Exportações de frango batem recorde no primeiro semestre
Embarques nacionais no primeiro semestre somam 2,9 milhões de toneladas e geram receita bilionária, superando barreiras logísticas globais

As exportações brasileiras de carne de frango registraram marcas históricas tanto em volume quanto em receita durante o primeiro semestre de 2026. De acordo com os dados divulgados pela Associação Brasileira de Proteína Animal (ABPA), o país consolidou sua posição de liderança global com um forte avanço nas vendas externas.
Somente no mês de junho, os embarques do produto, somando os cortes in natura e os itens processados, atingiram 482,8 mil toneladas. O montante representa uma alta de 40,6% na comparação com o mesmo mês do ano anterior, quando o setor havia exportado 343,4 mil toneladas.
Em termos financeiros, a receita de junho disparou 54,7%, saltando de US$ 637 milhões (R$ 3,290 bilhões) no ano passado para US$ 985,5 milhões (R$ 5,091 bilhões) no período atual. As informações são da CNN Brasil.
ACUMULADO DO SEMESTRE E PRINCIPAIS DESTINOS
O desempenho do sexto mês do ano foi o pilar para fechar a primeira metade de 2026 com um saldo altamente positivo. O Brasil encerrou o primeiro semestre com um total de 2,936 milhões de toneladas exportadas, volume 12,9% superior às 2,6 milhões de toneladas embarcadas entre janeiro e junho do ano passado. No caixa, a receita acumulada dos seis primeiros meses chegou a US$ 5,7 bilhões (R$ 29,448 bilhões), um avanço de 17% em relação aos US$ 4,871 bilhões (R$ 25,165 bilhões) do mesmo intervalo anterior.

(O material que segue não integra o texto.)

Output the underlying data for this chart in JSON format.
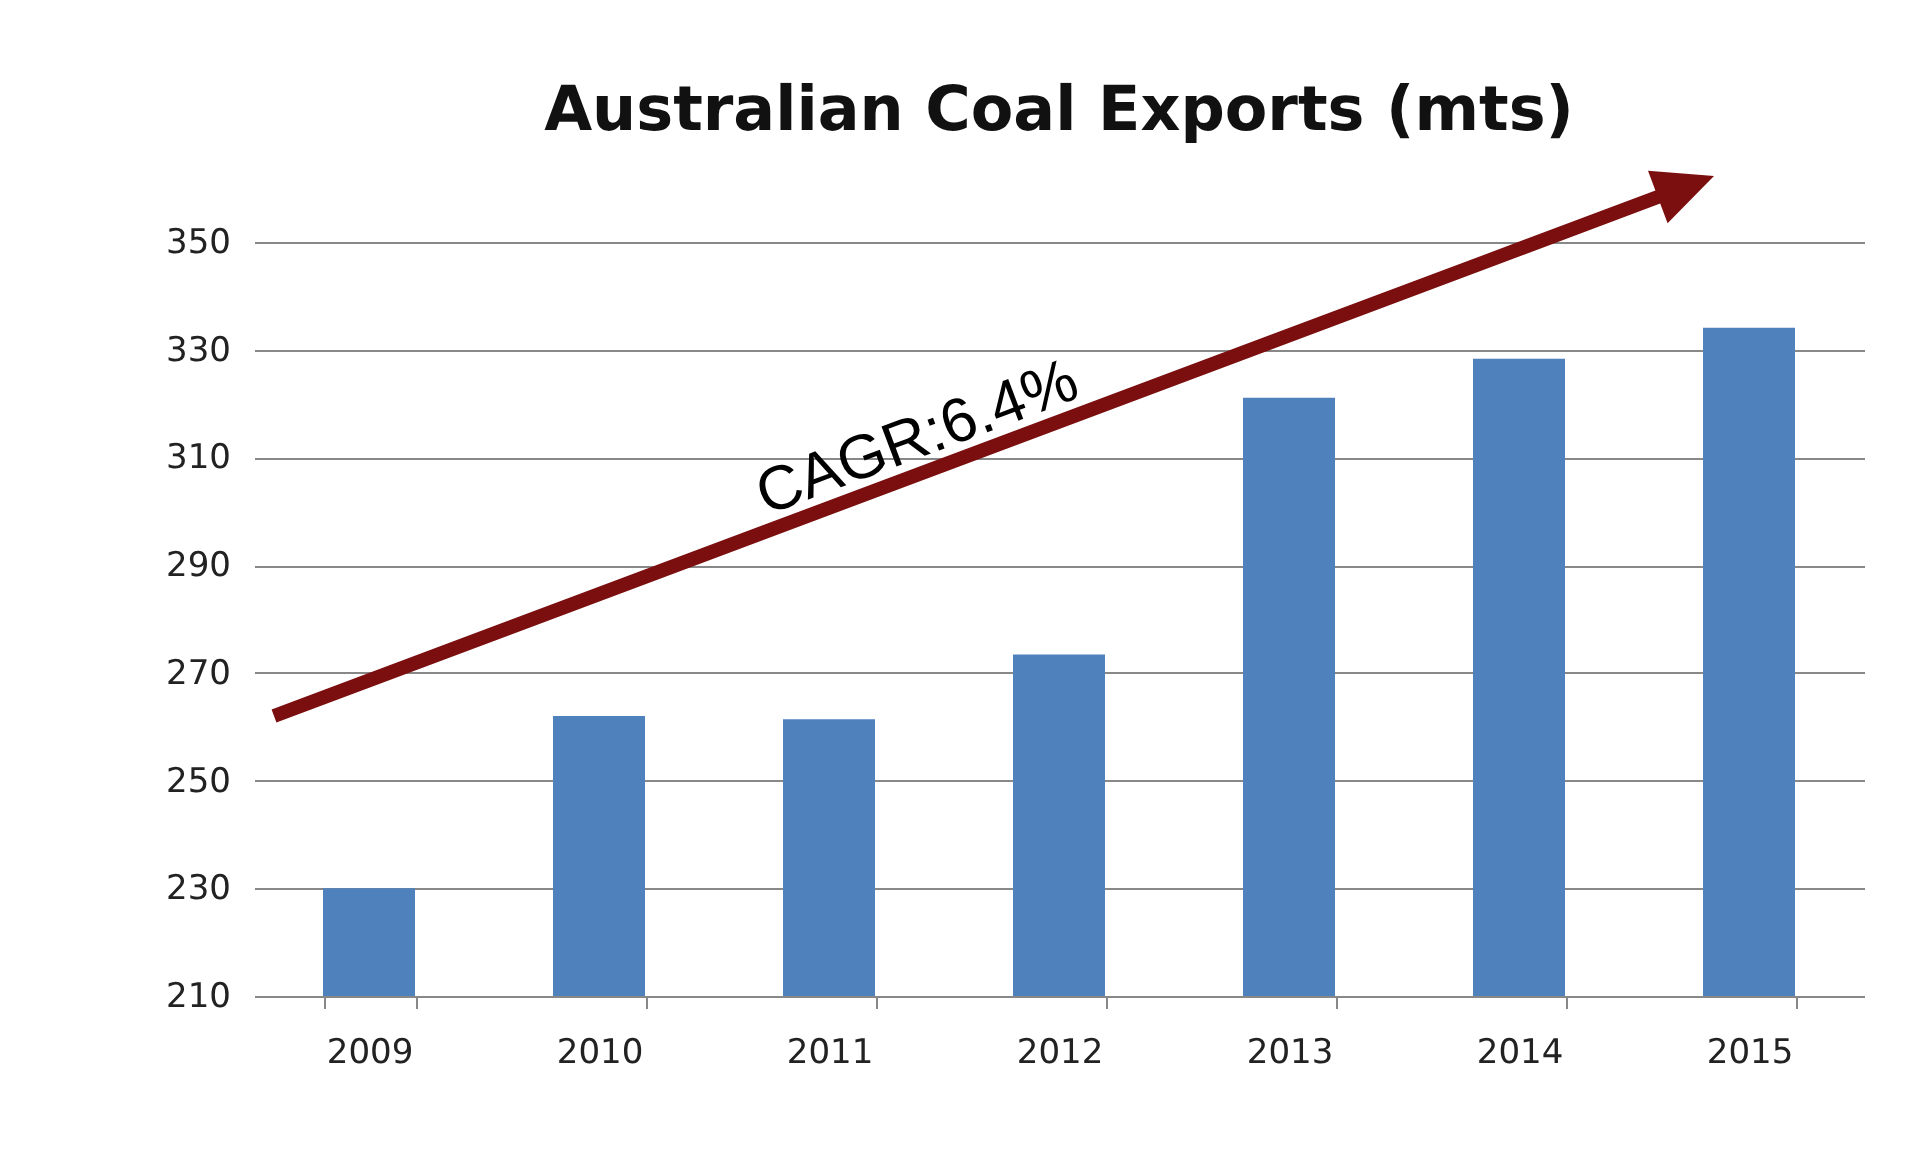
{
  "chart_data": {
    "type": "bar",
    "title": "Australian Coal Exports (mts)",
    "categories": [
      "2009",
      "2010",
      "2011",
      "2012",
      "2013",
      "2014",
      "2015"
    ],
    "values": [
      230,
      262,
      261.4,
      273.4,
      321.1,
      328.3,
      334.1
    ],
    "color": "#4f81bd",
    "ylim": [
      210,
      350
    ],
    "yticks": [
      210,
      230,
      250,
      270,
      290,
      310,
      330,
      350
    ],
    "grid": "y",
    "annotations": [
      "CAGR:6.4%"
    ]
  }
}
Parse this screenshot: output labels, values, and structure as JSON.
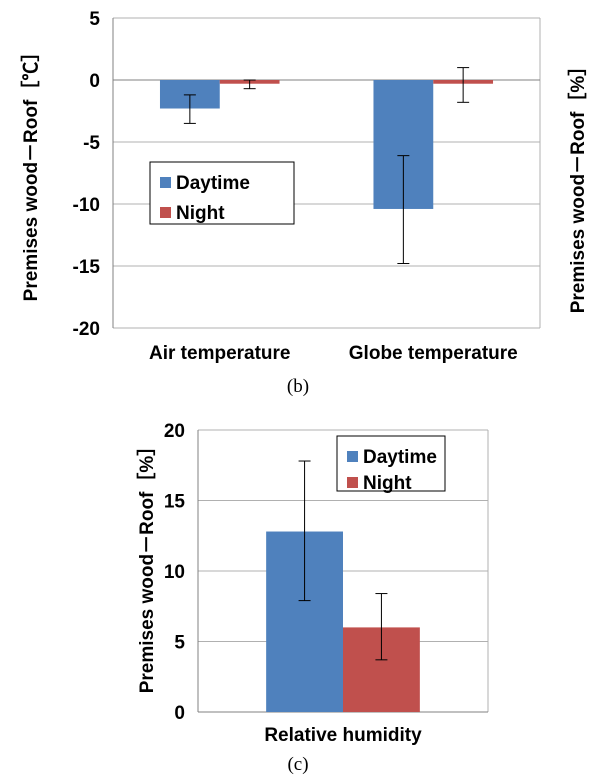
{
  "colors": {
    "daytime": "#4f81bd",
    "night": "#c0504d",
    "grid": "#b0b0b0",
    "axis": "#808080"
  },
  "chart_data": [
    {
      "type": "bar",
      "caption": "(b)",
      "categories": [
        "Air temperature",
        "Globe temperature"
      ],
      "series": [
        {
          "name": "Daytime",
          "values": [
            -2.3,
            -10.4
          ],
          "error_low": [
            -3.5,
            -14.8
          ],
          "error_high": [
            -1.2,
            -6.1
          ]
        },
        {
          "name": "Night",
          "values": [
            -0.3,
            -0.3
          ],
          "error_low": [
            -0.7,
            -1.8
          ],
          "error_high": [
            0.0,
            1.0
          ]
        }
      ],
      "ylabel": "Premises wood－Roof［℃］",
      "ylim": [
        -20,
        5
      ],
      "yticks": [
        "5",
        "0",
        "-5",
        "-10",
        "-15",
        "-20"
      ],
      "grid": true,
      "legend": "inside-left"
    },
    {
      "type": "bar",
      "caption": "(c)",
      "categories": [
        "Relative humidity"
      ],
      "series": [
        {
          "name": "Daytime",
          "values": [
            12.8
          ],
          "error_low": [
            7.9
          ],
          "error_high": [
            17.8
          ]
        },
        {
          "name": "Night",
          "values": [
            6.0
          ],
          "error_low": [
            3.7
          ],
          "error_high": [
            8.4
          ]
        }
      ],
      "ylabel": "Premises wood－Roof［%］",
      "ylim": [
        0,
        20
      ],
      "yticks": [
        "20",
        "15",
        "10",
        "5",
        "0"
      ],
      "grid": true,
      "legend": "top-right"
    }
  ],
  "side_label": "Premises wood－Roof［%］"
}
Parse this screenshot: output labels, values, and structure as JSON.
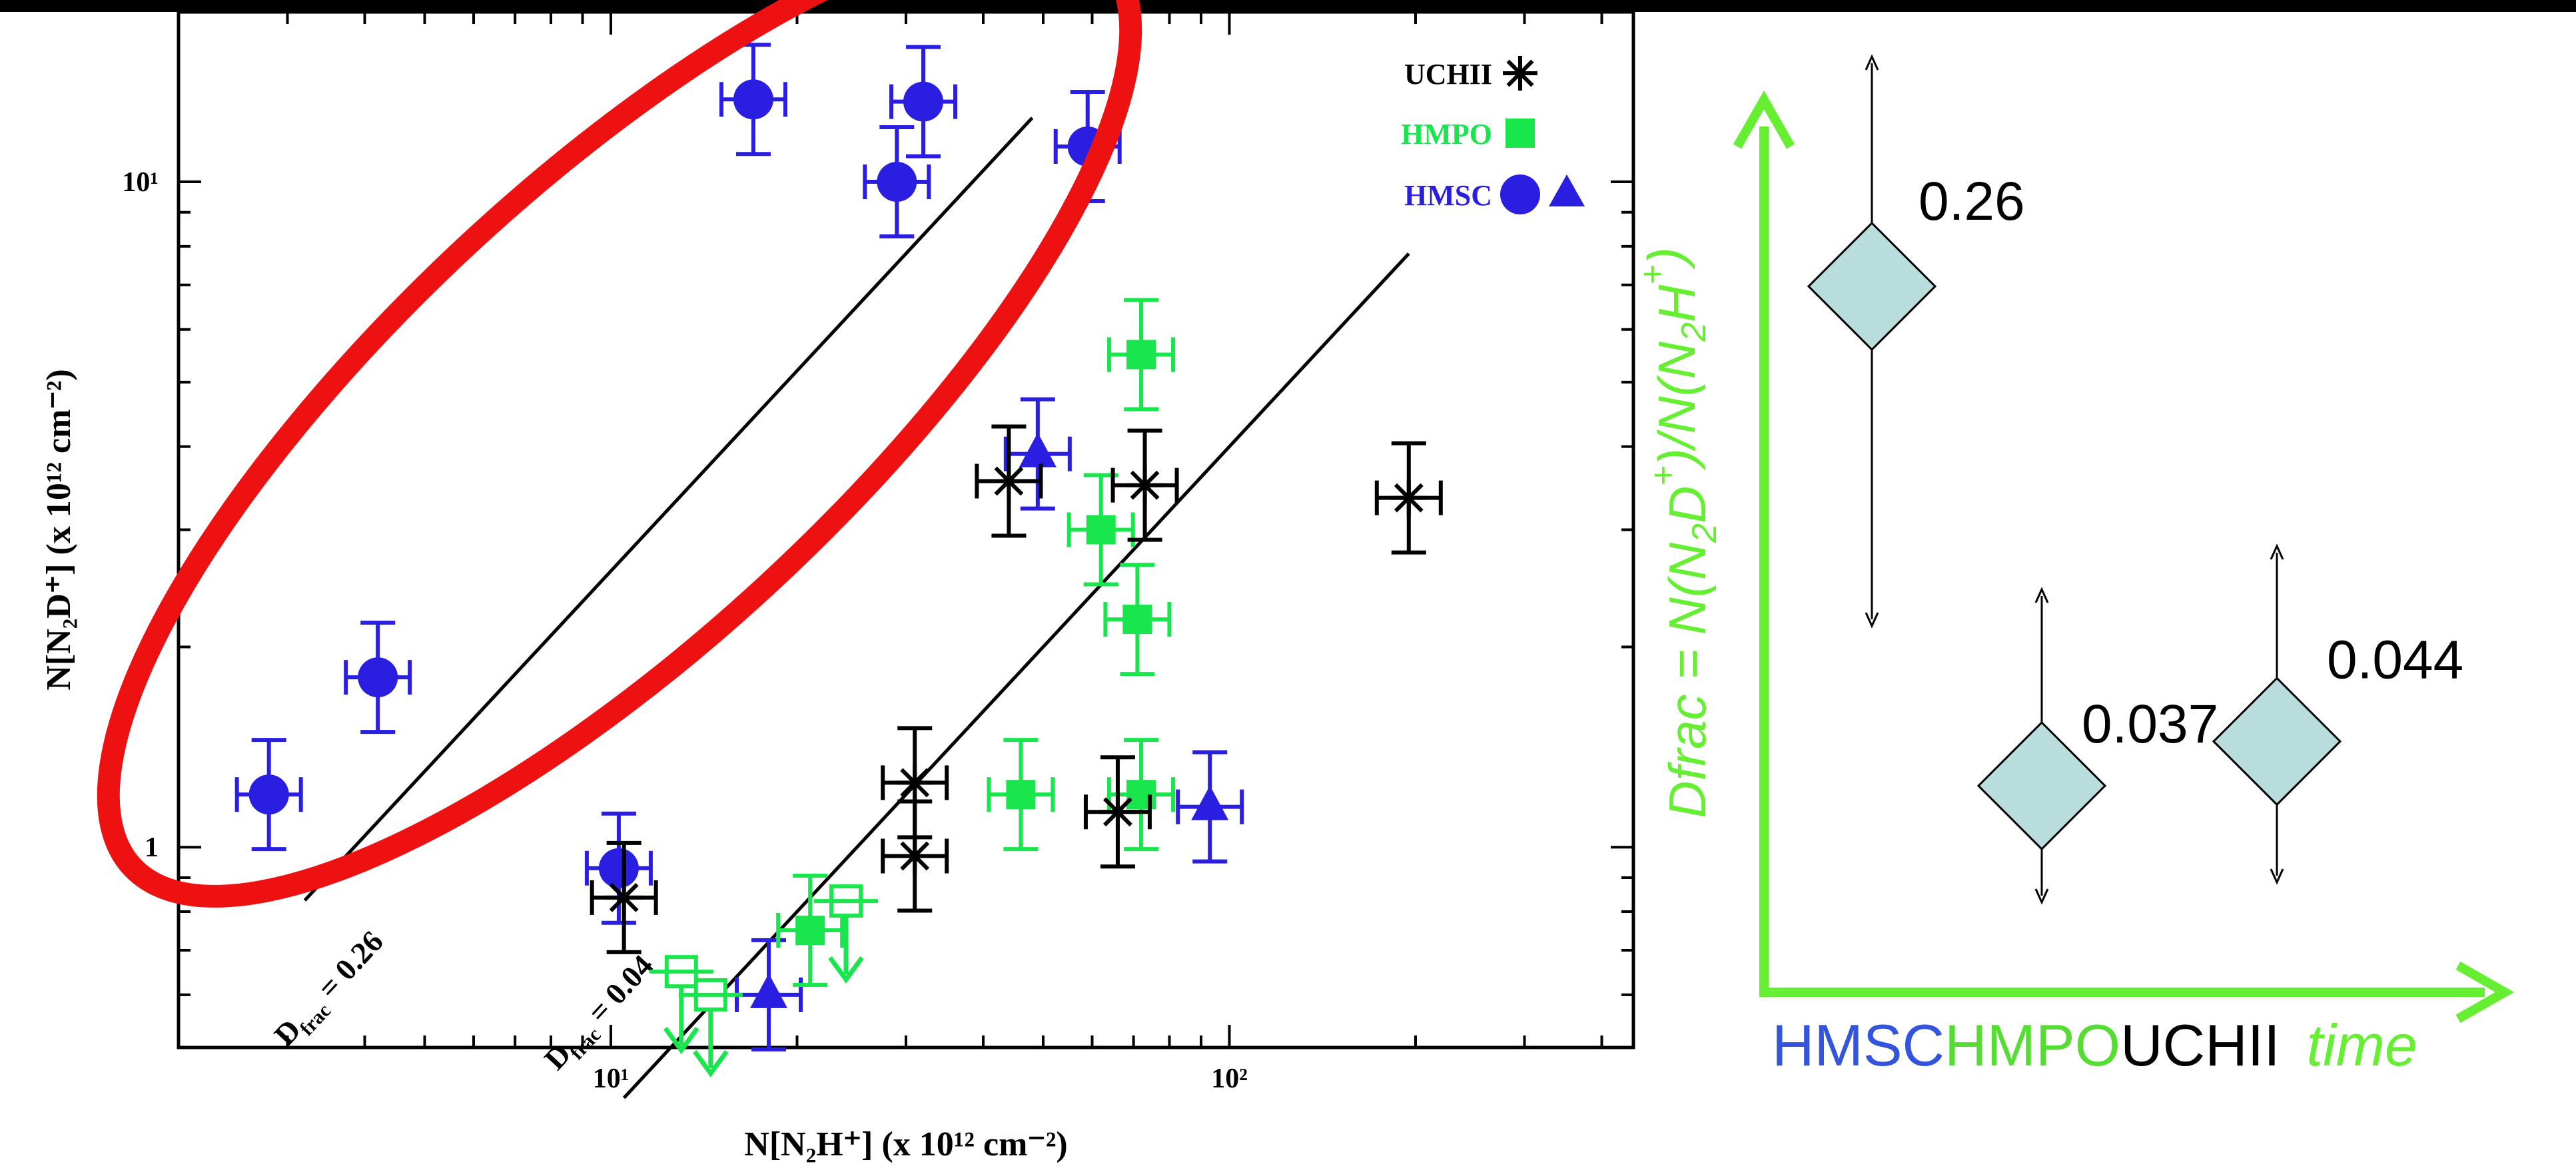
{
  "chart_data": [
    {
      "type": "scatter",
      "xscale": "log",
      "yscale": "log",
      "xlim": [
        2,
        450
      ],
      "ylim": [
        0.5,
        18
      ],
      "xlabel": "N[N₂H⁺] (x 10¹² cm⁻²)",
      "ylabel": "N[N₂D⁺] (x 10¹² cm⁻²)",
      "xticks": [
        {
          "value": 10,
          "label": "10¹"
        },
        {
          "value": 100,
          "label": "10²"
        }
      ],
      "yticks": [
        {
          "value": 1,
          "label": "1"
        },
        {
          "value": 10,
          "label": "10¹"
        }
      ],
      "legend_position": "top-right",
      "legend": [
        {
          "label": "UCHII",
          "color": "#000000",
          "symbols": [
            "asterisk"
          ]
        },
        {
          "label": "HMPO",
          "color": "#19e64d",
          "symbols": [
            "square"
          ]
        },
        {
          "label": "HMSC",
          "color": "#2a1fe0",
          "symbols": [
            "circle",
            "triangle"
          ]
        }
      ],
      "reference_lines": [
        {
          "label": "D",
          "label_sub": "frac",
          "label_value": "= 0.26",
          "ratio": 0.26,
          "x_range": [
            3.2,
            48
          ]
        },
        {
          "label": "D",
          "label_sub": "frac",
          "label_value": "= 0.04",
          "ratio": 0.04,
          "x_range": [
            10.5,
            195
          ]
        }
      ],
      "highlight": {
        "shape": "ellipse",
        "color": "#ee1111"
      },
      "series": [
        {
          "group": "HMSC",
          "marker": "circle",
          "color": "#2a1fe0",
          "points": [
            {
              "x": 17,
              "y": 13.3
            },
            {
              "x": 32,
              "y": 13.2
            },
            {
              "x": 29,
              "y": 10
            },
            {
              "x": 59,
              "y": 11.3
            },
            {
              "x": 4.2,
              "y": 1.8
            },
            {
              "x": 2.8,
              "y": 1.2
            },
            {
              "x": 10.3,
              "y": 0.93
            }
          ]
        },
        {
          "group": "HMSC",
          "marker": "triangle",
          "color": "#2a1fe0",
          "points": [
            {
              "x": 49,
              "y": 3.9
            },
            {
              "x": 93,
              "y": 1.15
            },
            {
              "x": 18,
              "y": 0.6
            }
          ]
        },
        {
          "group": "HMPO",
          "marker": "square",
          "color": "#19e64d",
          "points": [
            {
              "x": 72,
              "y": 5.5
            },
            {
              "x": 62,
              "y": 3.0
            },
            {
              "x": 71,
              "y": 2.2
            },
            {
              "x": 46,
              "y": 1.2
            },
            {
              "x": 72,
              "y": 1.2
            },
            {
              "x": 21,
              "y": 0.75
            }
          ]
        },
        {
          "group": "HMPO",
          "marker": "open-square-upper-limit",
          "color": "#19e64d",
          "points": [
            {
              "x": 24,
              "y": 0.83
            },
            {
              "x": 13,
              "y": 0.65
            },
            {
              "x": 14.5,
              "y": 0.6
            }
          ]
        },
        {
          "group": "UCHII",
          "marker": "asterisk",
          "color": "#000000",
          "points": [
            {
              "x": 44,
              "y": 3.55
            },
            {
              "x": 73,
              "y": 3.5
            },
            {
              "x": 195,
              "y": 3.35
            },
            {
              "x": 31,
              "y": 1.25
            },
            {
              "x": 66,
              "y": 1.13
            },
            {
              "x": 31,
              "y": 0.97
            },
            {
              "x": 10.5,
              "y": 0.84
            }
          ]
        }
      ]
    },
    {
      "type": "scatter",
      "xlabel": "time",
      "ylabel_parts": [
        "Dfrac =  N(N",
        "2",
        "D",
        "+",
        ")/N(N",
        "2",
        "H",
        "+",
        ")"
      ],
      "categories": [
        {
          "label": "HMSC",
          "color": "#3355dd"
        },
        {
          "label": "HMPO",
          "color": "#55dd33"
        },
        {
          "label": "UCHII",
          "color": "#000000"
        }
      ],
      "points": [
        {
          "category": "HMSC",
          "value": 0.26,
          "label": "0.26"
        },
        {
          "category": "HMPO",
          "value": 0.037,
          "label": "0.037"
        },
        {
          "category": "UCHII",
          "value": 0.044,
          "label": "0.044"
        }
      ],
      "axis_color": "#66ee33",
      "marker_color": "#b9dcdc"
    }
  ]
}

A China manteve o posto de principal cliente do frango brasileiro, liderando o ranking das compras em junho com o recebimento de 50,1 mil toneladas. Na sequência dos principais mercados importadores aparecem o Japão (46,6 mil toneladas), os Emirados Árabes Unidos (46,2 mil toneladas) e a Arábia Saudita (33,1 mil toneladas).
A União Europeia também se destacou com a compra de 28 mil toneladas, seguida pela África do Sul (26,3 mil toneladas) e pelo México (25,4 mil toneladas). Completam a lista dos parceiros mais relevantes a Coreia do Sul, as Filipinas e Singapura.
A ABPA ressaltou que a forte variação percentual positiva em junho também se deve a uma base de comparação fragilizada em 2025. Naquele período, o comércio exterior de aves sofreu restrições temporárias devido ao registro de um caso isolado de Influenza Aviária de Alta Patogenicidade em uma granja comercial brasileira, problema que foi rapidamente controlado e superado.
No mapa da produção nacional, o estado do Paraná se manteve isolado na liderança das exportações, sendo responsável pelo embarque de 199,3 mil toneladas em junho. A segunda posição ficou com Santa Catarina, com 103,3 mil toneladas, seguida pelo Rio Grande do Sul (56,7 mil toneladas), São Paulo (29,9 mil toneladas) e Goiás (29,4 mil toneladas).
O presidente da ABPA, Ricardo Santin, destacou em nota que os recordes foram obtidos mesmo sob forte pressão internacional, citando as tensões geopolíticas no Oriente Médio e os gargalos logísticos nas rotas marítimas que passam pelo Estreito de Ormuz. Conforme o executivo, o Brasil mostrou resiliência ao ampliar a participação em mercados exigentes e de alto valor agregado, sem perder espaço em praças tradicionais e em desenvolvimento.
LEIA ABAIXO UM RESUMO DA NOTÍCIA
- Recorde em Volume e Caixa: O Brasil encerrou o primeiro semestre com quase 3 milhões de toneladas de carne de frango exportadas, gerando uma receita acumulada de US$ 5,7 bilhões.
- Paraná na Vanguarda: Entre os estados produtores, o Paraná garantiu a liderança absoluta do setor, enviando sozinho 199,3 mil toneladas ao exterior apenas no mês de junho.
- Superação Logística: Os resultados históricos foram validados mesmo diante de crises nas rotas marítimas do Oriente Médio, com avanço das marcas brasileiras em mercados exigentes como a China, o Japão e a União Europeia.